するとすぐに景色が変わり、今度は粗末な小屋の中に誰かと立って、寝床に臥す老人を見下ろしていた。その老人はよわよわしい声で、何かを呟いている。
「……の夢……、理想郷は、……、心の外には……」
老人は自分ではなくもう一人の方に向かって喋っているらしかった。誰だろう、と見てみても影がかかって誰かわからない。そのうちにどんどんと目の前が青くなっていき、声もどんどん遠のいてゆく。
「誰!?あなた達は誰!?」
子琳は声をあげて問うたが、二人とも何も反応はない。その刹那、老人の微かな声が頭に響いた。
「…………、……里よ」
それを最後に何も聞こえなくなった。目の前には紫混じりの青い靄がかかり、遂には何も見えなくなったかと思うと、すぐに風によって掻き消されるように晴れてゆき、耳にも微かな音が入ってきた。
そして、今度は勢いの強い風が顔にかかり、再び目を開けると、黄函先生が対面に座っていた。鼎は割れて、水が漏れており、式盤は粉々に砕けて青い光も既に消えていた。ほんの一瞬の出来事であった。
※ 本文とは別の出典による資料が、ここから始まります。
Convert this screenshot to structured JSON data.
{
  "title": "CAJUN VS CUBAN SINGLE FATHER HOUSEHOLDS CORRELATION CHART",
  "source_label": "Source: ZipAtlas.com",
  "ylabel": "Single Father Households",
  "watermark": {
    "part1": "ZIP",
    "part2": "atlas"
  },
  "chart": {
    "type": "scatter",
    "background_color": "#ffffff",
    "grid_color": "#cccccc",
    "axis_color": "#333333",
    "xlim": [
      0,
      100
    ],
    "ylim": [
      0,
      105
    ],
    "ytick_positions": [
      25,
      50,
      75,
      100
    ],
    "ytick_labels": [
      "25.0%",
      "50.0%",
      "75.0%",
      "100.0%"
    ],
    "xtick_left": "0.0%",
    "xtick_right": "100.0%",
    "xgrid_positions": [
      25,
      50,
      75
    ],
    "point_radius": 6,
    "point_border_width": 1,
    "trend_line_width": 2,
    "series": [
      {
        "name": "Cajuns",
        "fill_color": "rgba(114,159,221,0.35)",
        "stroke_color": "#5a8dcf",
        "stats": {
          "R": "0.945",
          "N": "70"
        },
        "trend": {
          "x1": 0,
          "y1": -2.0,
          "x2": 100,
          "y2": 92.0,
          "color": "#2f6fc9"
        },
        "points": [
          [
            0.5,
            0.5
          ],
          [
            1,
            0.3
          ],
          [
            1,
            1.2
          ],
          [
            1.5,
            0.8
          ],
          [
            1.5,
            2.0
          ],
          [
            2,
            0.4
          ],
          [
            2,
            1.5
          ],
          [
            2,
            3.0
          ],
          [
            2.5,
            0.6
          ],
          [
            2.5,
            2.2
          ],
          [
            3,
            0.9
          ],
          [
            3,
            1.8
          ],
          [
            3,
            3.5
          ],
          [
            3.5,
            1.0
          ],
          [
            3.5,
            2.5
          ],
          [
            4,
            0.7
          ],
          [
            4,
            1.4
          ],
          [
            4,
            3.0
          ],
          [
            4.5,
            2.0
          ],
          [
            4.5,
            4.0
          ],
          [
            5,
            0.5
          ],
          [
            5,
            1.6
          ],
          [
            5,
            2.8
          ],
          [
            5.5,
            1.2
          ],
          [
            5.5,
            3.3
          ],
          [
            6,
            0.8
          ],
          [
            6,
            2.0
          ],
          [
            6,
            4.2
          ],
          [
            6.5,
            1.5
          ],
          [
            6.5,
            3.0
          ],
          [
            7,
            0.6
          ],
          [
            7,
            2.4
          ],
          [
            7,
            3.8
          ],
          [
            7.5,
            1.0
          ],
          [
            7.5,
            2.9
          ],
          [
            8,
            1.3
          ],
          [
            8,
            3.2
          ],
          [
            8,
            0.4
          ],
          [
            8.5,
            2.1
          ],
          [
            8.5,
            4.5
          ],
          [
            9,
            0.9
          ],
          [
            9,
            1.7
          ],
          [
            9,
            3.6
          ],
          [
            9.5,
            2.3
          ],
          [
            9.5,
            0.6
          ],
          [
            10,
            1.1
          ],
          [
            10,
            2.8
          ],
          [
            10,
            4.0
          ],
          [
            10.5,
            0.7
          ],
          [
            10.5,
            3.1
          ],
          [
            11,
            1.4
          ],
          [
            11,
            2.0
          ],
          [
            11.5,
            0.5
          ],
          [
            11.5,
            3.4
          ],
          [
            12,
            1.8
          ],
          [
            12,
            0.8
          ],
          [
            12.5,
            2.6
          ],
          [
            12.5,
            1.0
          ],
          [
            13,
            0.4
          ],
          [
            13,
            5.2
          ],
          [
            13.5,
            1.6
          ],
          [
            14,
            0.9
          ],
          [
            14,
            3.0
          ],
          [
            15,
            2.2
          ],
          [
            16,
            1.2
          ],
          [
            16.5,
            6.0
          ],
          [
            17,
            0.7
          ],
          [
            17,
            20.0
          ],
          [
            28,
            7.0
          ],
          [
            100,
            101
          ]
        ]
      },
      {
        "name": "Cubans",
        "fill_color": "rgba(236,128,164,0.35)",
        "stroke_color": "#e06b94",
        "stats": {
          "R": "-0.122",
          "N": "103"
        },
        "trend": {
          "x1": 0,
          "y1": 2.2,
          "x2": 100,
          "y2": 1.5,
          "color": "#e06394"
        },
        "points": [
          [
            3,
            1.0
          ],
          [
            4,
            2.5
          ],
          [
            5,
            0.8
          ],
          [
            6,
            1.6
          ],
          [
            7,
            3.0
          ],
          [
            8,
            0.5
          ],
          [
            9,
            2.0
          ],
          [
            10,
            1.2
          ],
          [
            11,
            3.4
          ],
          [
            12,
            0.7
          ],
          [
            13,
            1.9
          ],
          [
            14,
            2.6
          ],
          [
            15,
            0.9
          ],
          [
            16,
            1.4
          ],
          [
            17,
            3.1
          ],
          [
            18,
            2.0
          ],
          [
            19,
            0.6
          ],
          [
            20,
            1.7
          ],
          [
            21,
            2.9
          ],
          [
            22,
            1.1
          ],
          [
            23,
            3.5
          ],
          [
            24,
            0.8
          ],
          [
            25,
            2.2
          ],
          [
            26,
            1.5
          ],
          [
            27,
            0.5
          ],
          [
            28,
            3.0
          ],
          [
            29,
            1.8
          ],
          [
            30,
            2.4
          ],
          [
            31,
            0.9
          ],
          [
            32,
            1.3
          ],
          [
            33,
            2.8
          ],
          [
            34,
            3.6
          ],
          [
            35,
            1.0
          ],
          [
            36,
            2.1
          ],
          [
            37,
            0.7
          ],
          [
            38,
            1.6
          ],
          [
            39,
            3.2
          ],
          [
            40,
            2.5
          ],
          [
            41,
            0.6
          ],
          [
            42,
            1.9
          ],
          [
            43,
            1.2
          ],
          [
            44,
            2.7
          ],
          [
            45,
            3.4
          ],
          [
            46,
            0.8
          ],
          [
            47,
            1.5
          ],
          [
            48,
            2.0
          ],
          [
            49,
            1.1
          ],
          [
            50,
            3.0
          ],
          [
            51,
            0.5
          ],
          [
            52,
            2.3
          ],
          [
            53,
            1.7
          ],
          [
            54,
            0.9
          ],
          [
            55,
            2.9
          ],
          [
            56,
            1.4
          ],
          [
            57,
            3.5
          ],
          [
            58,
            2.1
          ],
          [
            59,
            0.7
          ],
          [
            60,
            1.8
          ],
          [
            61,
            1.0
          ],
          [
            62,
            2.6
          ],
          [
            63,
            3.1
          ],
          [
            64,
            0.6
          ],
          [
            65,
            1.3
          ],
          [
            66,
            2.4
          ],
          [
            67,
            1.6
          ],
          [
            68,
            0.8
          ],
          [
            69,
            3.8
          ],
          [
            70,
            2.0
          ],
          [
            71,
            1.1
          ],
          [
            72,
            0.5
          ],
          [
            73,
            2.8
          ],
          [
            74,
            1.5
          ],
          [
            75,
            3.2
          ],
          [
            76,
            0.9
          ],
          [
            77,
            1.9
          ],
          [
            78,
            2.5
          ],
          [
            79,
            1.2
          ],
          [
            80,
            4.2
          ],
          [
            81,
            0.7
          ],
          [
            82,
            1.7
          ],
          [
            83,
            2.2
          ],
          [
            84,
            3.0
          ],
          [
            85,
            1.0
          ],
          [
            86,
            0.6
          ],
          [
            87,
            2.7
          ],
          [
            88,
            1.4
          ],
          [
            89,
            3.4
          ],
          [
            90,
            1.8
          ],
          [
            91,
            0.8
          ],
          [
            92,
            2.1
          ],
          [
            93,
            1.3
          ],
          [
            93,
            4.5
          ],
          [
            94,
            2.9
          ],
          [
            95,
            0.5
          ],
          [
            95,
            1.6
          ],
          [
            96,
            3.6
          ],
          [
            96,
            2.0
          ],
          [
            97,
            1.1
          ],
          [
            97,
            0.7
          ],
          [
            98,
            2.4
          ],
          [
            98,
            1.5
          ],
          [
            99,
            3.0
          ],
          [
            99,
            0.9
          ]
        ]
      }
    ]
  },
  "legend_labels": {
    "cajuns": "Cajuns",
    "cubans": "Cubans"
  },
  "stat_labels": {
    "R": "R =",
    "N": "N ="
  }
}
「……やはり、君は……。いや、止そう。ふつうなら、占う側しかそれは見えないのだが、どうやら君は皐を介す体質のようだ」
子琳はただ呆然と差し出した拳を見ていた。何か懐かしいような、そんな気持ちが処理しきれずに心のどこかを彷徨っている。起こることを見たはずなのに何故だろう。そしてそれと同時に未来を知ったことでうっすらと背筋が寒くなる。あまりいいものではないことは確かなようだ。
「何が見えたかどうあれ、道具が壊れた今、もう占うことはできないし、私も占うことは金輪際ないだろう。この行いがただの世話焼きでなかったことを切に願うよ。最後にいいものを見れた。君に会えてよかったよ」
そう言う黄函先生の眼帯は、少し湿っているように見えた。